What is Manchester Healthcare Center's CMS Rating?

CMS assigns MANCHESTER HEALTHCARE CENTER an overall rating of 2 out of 5 stars, which is considered below average nationally. Within California, this rating places the facility higher than 0% of the state's 100 nursing homes. A rating at this level reflects concerns identified through health inspections, staffing assessments, or quality measures that families should carefully consider.

How is Manchester Healthcare Center Staffed?

CMS rates MANCHESTER HEALTHCARE CENTER's staffing level at 1 out of 5 stars, which is much below average compared to other nursing homes.

What Have Inspectors Found at Manchester Healthcare Center?

State health inspectors documented 72 deficiencies at MANCHESTER HEALTHCARE CENTER during 2021 to 2025. These included: 1 Immediate Jeopardy (the most serious level, indicating potential for serious harm or death), 1 that caused actual resident harm, 69 with potential for harm, and 1 minor or isolated issues. Immediate Jeopardy findings are rare and represent the most serious regulatory concerns. They require immediate corrective action.

Who Owns and Operates Manchester Healthcare Center?

MANCHESTER HEALTHCARE CENTER is owned by a for-profit company. For-profit facilities operate as businesses with obligations to shareholders or private owners. The facility operates independently rather than as part of a larger chain. With 49 certified beds and approximately 46 residents (about 94% occupancy), it is a smaller facility located in LOS ANGELES, California.

How Does Manchester Healthcare Center Compare to Other California Nursing Homes?

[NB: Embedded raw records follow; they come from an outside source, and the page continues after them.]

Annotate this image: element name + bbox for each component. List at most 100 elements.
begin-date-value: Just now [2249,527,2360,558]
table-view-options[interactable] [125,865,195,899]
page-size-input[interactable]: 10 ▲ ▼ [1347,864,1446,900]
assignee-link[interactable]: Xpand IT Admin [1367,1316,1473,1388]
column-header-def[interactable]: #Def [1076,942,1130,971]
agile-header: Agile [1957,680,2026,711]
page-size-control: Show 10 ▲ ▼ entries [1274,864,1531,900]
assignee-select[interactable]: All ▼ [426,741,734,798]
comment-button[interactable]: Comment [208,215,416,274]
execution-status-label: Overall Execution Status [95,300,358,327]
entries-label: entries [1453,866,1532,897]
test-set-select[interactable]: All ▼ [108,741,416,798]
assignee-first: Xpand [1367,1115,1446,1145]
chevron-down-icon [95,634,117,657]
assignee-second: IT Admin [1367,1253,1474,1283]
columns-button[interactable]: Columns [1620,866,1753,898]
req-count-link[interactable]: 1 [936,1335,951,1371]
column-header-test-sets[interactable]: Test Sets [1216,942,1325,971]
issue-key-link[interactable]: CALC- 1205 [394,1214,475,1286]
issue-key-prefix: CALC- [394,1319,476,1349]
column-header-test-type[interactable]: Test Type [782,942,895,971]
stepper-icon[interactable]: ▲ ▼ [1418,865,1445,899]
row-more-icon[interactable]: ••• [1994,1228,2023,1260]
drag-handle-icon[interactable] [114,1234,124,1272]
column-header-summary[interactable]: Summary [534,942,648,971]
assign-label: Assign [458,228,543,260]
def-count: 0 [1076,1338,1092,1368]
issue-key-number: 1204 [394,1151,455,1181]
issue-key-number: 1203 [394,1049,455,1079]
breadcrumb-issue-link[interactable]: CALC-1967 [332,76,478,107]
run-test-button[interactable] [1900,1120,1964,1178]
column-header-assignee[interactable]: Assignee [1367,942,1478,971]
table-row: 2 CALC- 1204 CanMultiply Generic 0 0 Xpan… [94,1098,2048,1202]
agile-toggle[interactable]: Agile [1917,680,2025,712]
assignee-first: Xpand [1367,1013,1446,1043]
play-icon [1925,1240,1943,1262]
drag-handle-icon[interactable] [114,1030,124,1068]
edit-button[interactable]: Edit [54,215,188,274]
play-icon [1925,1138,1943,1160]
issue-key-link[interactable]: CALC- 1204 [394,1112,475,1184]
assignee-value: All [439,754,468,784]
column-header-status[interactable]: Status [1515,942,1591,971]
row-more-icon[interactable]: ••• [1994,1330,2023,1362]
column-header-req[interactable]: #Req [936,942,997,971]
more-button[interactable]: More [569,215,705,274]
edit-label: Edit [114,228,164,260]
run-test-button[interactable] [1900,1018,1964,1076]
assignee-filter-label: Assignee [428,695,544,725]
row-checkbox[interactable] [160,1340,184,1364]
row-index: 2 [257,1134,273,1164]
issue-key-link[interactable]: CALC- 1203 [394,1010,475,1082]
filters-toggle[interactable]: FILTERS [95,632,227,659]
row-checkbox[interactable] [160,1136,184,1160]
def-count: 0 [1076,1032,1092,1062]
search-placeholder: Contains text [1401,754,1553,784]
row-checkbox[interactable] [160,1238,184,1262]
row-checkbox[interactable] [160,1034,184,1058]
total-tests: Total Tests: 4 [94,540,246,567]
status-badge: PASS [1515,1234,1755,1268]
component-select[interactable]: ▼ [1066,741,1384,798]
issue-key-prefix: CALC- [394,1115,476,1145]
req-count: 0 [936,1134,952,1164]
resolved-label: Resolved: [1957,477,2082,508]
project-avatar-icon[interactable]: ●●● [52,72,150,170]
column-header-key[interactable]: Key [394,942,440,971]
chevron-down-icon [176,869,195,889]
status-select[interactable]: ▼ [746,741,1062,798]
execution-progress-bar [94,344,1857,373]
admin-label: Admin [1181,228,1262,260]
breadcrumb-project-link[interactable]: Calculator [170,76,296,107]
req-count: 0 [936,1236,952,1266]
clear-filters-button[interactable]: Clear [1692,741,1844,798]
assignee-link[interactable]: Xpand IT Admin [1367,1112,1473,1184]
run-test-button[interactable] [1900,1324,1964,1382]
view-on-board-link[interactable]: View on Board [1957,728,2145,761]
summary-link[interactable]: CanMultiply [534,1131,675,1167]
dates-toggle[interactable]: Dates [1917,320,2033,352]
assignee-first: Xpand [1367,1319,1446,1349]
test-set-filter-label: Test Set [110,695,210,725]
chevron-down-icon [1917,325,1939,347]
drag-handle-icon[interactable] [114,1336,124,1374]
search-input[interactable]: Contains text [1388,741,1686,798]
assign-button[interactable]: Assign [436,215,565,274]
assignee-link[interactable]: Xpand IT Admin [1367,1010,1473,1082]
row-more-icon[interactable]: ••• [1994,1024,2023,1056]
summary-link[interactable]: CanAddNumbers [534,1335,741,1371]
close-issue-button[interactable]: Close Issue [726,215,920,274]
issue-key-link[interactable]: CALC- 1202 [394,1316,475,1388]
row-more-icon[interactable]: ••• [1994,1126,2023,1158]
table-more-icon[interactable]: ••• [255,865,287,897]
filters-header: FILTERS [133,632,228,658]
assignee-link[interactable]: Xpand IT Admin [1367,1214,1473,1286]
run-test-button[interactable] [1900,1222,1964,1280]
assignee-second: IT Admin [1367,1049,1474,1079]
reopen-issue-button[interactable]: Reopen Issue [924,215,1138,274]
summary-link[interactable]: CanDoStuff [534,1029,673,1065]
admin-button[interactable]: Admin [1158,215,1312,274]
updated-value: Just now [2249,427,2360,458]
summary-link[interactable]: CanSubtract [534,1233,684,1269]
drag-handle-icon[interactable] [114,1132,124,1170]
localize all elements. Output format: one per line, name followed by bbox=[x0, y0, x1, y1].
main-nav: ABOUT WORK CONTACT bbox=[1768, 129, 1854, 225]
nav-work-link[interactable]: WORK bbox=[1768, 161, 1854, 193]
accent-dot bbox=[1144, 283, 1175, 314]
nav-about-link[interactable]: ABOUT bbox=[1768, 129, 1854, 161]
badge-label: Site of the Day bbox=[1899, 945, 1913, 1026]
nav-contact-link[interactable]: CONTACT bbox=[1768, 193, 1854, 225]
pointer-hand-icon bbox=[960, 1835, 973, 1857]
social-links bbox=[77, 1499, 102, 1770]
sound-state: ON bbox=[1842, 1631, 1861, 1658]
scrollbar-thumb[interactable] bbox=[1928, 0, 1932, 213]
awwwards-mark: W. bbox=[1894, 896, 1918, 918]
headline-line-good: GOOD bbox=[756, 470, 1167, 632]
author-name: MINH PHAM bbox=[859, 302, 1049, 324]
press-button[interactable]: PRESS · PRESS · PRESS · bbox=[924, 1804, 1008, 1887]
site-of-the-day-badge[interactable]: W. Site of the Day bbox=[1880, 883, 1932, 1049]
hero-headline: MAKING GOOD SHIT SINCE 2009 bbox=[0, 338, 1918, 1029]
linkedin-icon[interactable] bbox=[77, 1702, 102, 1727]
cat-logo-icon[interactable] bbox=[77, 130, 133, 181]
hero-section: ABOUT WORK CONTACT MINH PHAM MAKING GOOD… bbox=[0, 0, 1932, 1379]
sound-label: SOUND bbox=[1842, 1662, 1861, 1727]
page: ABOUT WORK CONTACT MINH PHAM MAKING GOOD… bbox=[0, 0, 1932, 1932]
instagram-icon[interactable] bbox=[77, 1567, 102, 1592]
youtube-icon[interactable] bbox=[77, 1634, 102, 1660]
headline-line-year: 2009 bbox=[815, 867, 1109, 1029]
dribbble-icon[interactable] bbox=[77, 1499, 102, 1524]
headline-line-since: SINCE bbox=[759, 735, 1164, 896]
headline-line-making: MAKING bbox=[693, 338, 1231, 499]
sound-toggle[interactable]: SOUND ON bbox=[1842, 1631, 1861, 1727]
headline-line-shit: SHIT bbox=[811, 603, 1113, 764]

Compared to the 100 nursing homes in California, MANCHESTER HEALTHCARE CENTER's overall rating (2 stars) is below the state average of 3.1 and health inspection rating (1 stars) is much below the national benchmark.

What Should Families Ask When Visiting Manchester Healthcare Center?

Based on this facility's data, families visiting should ask: "What changes have been made since the serious inspection findings, and how are you preventing similar issues?" "Can you walk me through typical staffing levels on day, evening, and night shifts?" "Can I visit during a mealtime to observe dining assistance and food quality?" "How do you handle medical emergencies, and what is your hospital transfer rate?" These questions are particularly relevant given the facility's Immediate Jeopardy citations and the below-average staffing rating.

Is Manchester Healthcare Center Safe?

Based on CMS inspection data, MANCHESTER HEALTHCARE CENTER has documented safety concerns. Inspectors have issued 1 Immediate Jeopardy citation (the most serious violation level indicating risk of serious injury or death). The facility has a 2-star overall rating and ranks #100 of 100 nursing homes in California. Families considering this facility should ask detailed questions about what corrective actions have been taken since these incidents.

Do Nurses at Manchester Healthcare Center Stick Around?

MANCHESTER HEALTHCARE CENTER has not reported staff turnover data to CMS. Staff turnover matters because consistent caregivers learn residents' individual needs, medications, and preferences. When staff frequently change, this institutional knowledge is lost. Families should ask the facility directly about their staff retention rates and average employee tenure.

Was Manchester Healthcare Center Ever Fined?

MANCHESTER HEALTHCARE CENTER has been fined $30,332 across 2 penalty actions. This is below the California average of $33,382. While any fine indicates a compliance issue, fines under $50,000 are relatively common and typically reflect isolated problems that were subsequently corrected. Families should ask what specific issues led to these fines and confirm they've been resolved.

Is Manchester Healthcare Center on Any Federal Watch List?

MANCHESTER HEALTHCARE CENTER is not on any federal watch list. The most significant is the Special Focus Facility (SFF) program, which identifies the bottom 1% of nursing homes nationally based on persistent, serious quality problems. Not being on this list means the facility has avoided the pattern of deficiencies that triggers enhanced federal oversight. This is a positive indicator, though families should still review the facility's inspection history directly.